A coaxial cable most often comprises an inner metallic signal conductor, a dielectric system surrounding the inner conductor, and an outer electrically conductive shield member surrounding the dielectric system. A suitable electrically conductive metal such as copper or a copper alloy, aluminum, or an iron alloy, such as steel, is used as the center signal conductor and in the form of a tube, a braided mesh or jacket, or as a layer of dielectric tape is used to surround the exterior of the cable as a shield against extraneous electric signals or noise which might interfere with any signals being carried by the center conductor.
The best available dielectric, theoretically, which could be used would be air, which has a dielectric constant of 1.0. Since it is almost impossible to construct a cable having only an air dielectric, practical cables of use in commerce must utilize materials and/or constructions allowing an approach as close as is possible to a dielectric constant of 1.0, while at the same time retaining adequate strength, flexibility, waterproofness, other desirable electrical properties in addition to minimum dielectric constant, and other properties of value in the art of coaxial electric cables.
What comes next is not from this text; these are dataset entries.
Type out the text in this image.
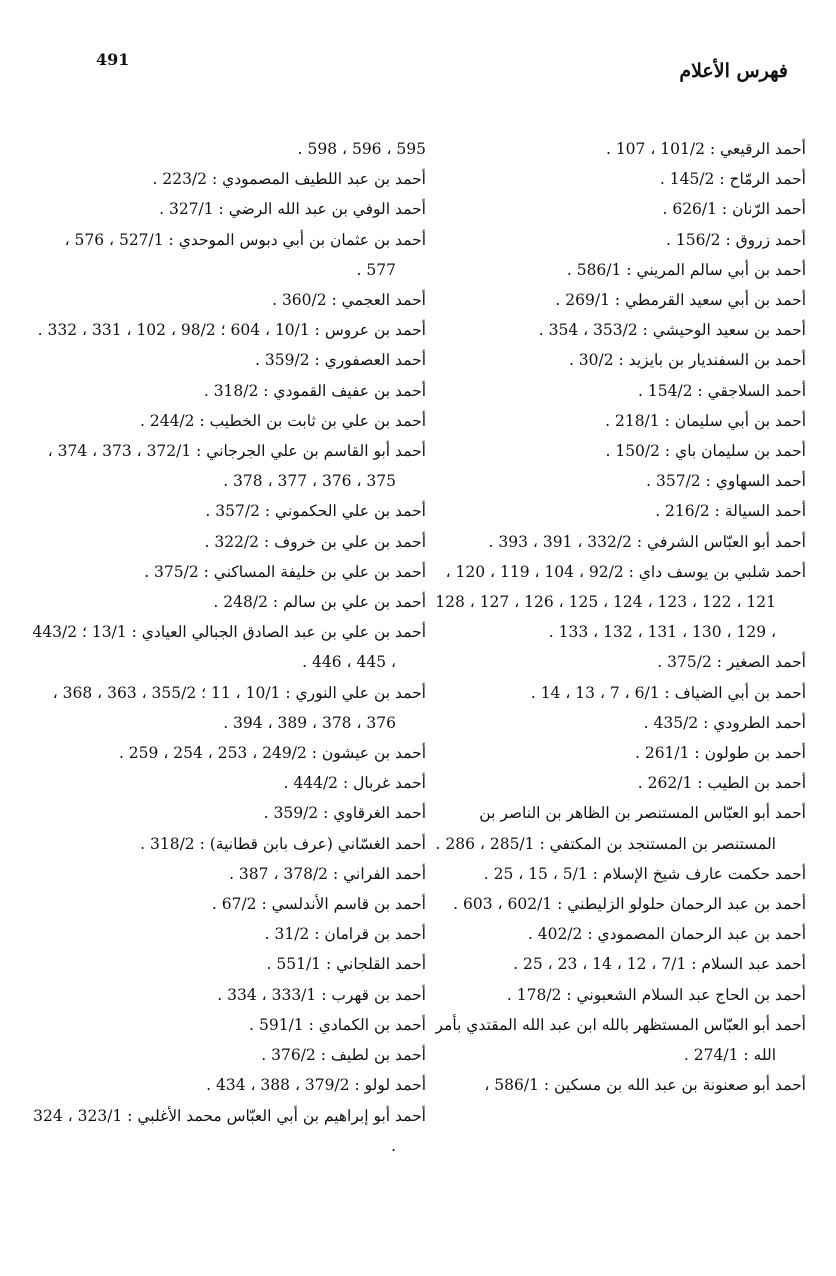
491
فهرس الأعلام

أحمد الرقيعي : 101/2 ، 107 .

أحمد الرمّاح : 145/2 .

أحمد الرّنان : 626/1 .

أحمد زروق : 156/2 .

أحمد بن أبي سالم المريني : 586/1 .

أحمد بن أبي سعيد القرمطي : 269/1 .

أحمد بن سعيد الوحيشي : 353/2 ، 354 .

أحمد بن السفنديار بن بايزيد : 30/2 .

أحمد السلاجقي : 154/2 .

أحمد بن أبي سليمان : 218/1 .

أحمد بن سليمان باي : 150/2 .

أحمد السهاوي : 357/2 .

أحمد السيالة : 216/2 .

أحمد أبو العبّاس الشرفي : 332/2 ، 391 ، 393 .

أحمد شلبي بن يوسف داي : 92/2 ، 104 ، 119 ، 120 ، 121 ، 122 ، 123 ، 124 ، 125 ، 126 ، 127 ، 128 ، 129 ، 130 ، 131 ، 132 ، 133 .

أحمد الصغير : 375/2 .

أحمد بن أبي الضياف : 6/1 ، 7 ، 13 ، 14 .

أحمد الطرودي : 435/2 .

أحمد بن طولون : 261/1 .

أحمد بن الطيب : 262/1 .

أحمد أبو العبّاس المستنصر بن الظاهر بن الناصر بن المستنصر بن المستنجد بن المكتفي : 285/1 ، 286 .

أحمد حكمت عارف شيخ الإسلام : 5/1 ، 15 ، 25 .

أحمد بن عبد الرحمان حلولو الزليطني : 602/1 ، 603 .

أحمد بن عبد الرحمان المصمودي : 402/2 .

أحمد عبد السلام : 7/1 ، 12 ، 14 ، 23 ، 25 .

أحمد بن الحاج عبد السلام الشعبوني : 178/2 .

أحمد أبو العبّاس المستظهر بالله ابن عبد الله المقتدي بأمر الله : 274/1 .

أحمد أبو صعنونة بن عبد الله بن مسكين : 586/1 ،

595 ، 596 ، 598 .

أحمد بن عبد اللطيف المصمودي : 223/2 .

أحمد الوفي بن عبد الله الرضي : 327/1 .

أحمد بن عثمان بن أبي دبوس الموحدي : 527/1 ، 576 ، 577 .

أحمد العجمي : 360/2 .

أحمد بن عروس : 10/1 ، 604 ؛ 98/2 ، 102 ، 331 ، 332 .

أحمد العصفوري : 359/2 .

أحمد بن عفيف القمودي : 318/2 .

أحمد بن علي بن ثابت بن الخطيب : 244/2 .

أحمد أبو القاسم بن علي الجرجاني : 372/1 ، 373 ، 374 ، 375 ، 376 ، 377 ، 378 .

أحمد بن علي الحكموني : 357/2 .

أحمد بن علي بن خروف : 322/2 .

أحمد بن علي بن خليفة المساكني : 375/2 .

أحمد بن علي بن سالم : 248/2 .

أحمد بن علي بن عبد الصادق الجبالي العيادي : 13/1 ؛ 443/2 ، 445 ، 446 .

أحمد بن علي النوري : 10/1 ، 11 ؛ 355/2 ، 363 ، 368 ، 376 ، 378 ، 389 ، 394 .

أحمد بن عيشون : 249/2 ، 253 ، 254 ، 259 .

أحمد غربال : 444/2 .

أحمد الغرقاوي : 359/2 .

أحمد الغسّاني (عرف بابن قطانية) : 318/2 .

أحمد الفراني : 378/2 ، 387 .

أحمد بن قاسم الأندلسي : 67/2 .

أحمد بن قرامان : 31/2 .

أحمد القلجاني : 551/1 .

أحمد بن قهرب : 333/1 ، 334 .

أحمد بن الكمادي : 591/1 .

أحمد بن لطيف : 376/2 .

أحمد لولو : 379/2 ، 388 ، 434 .

أحمد أبو إبراهيم بن أبي العبّاس محمد الأغلبي : 323/1 ، 324 .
The approach of foaming a dielectric, such as polyethylene about the center conductor, then surrounding the foam by unfoamed dielectric has been taken by Gerland, et al, in U.S. Pat. No. 3,516,859 and Griemsmann in U.S. Pat. No. 3,040,278. A spiral rib made from dielectric material was wound about a conductive center core to space the core from a dielectric or conductive metal tube surrounding and concentric with the conductive core by Saito, et al in U.S. Pat. No. 4,346,253, and Hildebrand, et al, in U.S. Pat. No. 3,286,015, to provide as much air dielectric as possible surrounding the conductive signal center core. Dielectric strands have been wound spirally about conductive center cores for the same purpose by Lehne, et al, in U.S. Pat. No. 2,197,616, Hawkins, in U.S. Pat. No. 4,332,976, Bankert, Jr., et al, in U.S. Pat. No. 3,750,050, in a waveguide structure, and by Herrmann, Jr., et al, in U.S. Pat. No. 4,018,977, in high voltage power cable. Disc type spacers have also been tried, being strung at intervals down a conductive center wire leaving air between them. This and some of the other constructions, however, lack mechanical strength, particularly when a cable is bent, and use of more material to add strength also increases weight and bulk, which is detrimental for many uses, such as space devices or computer equipment.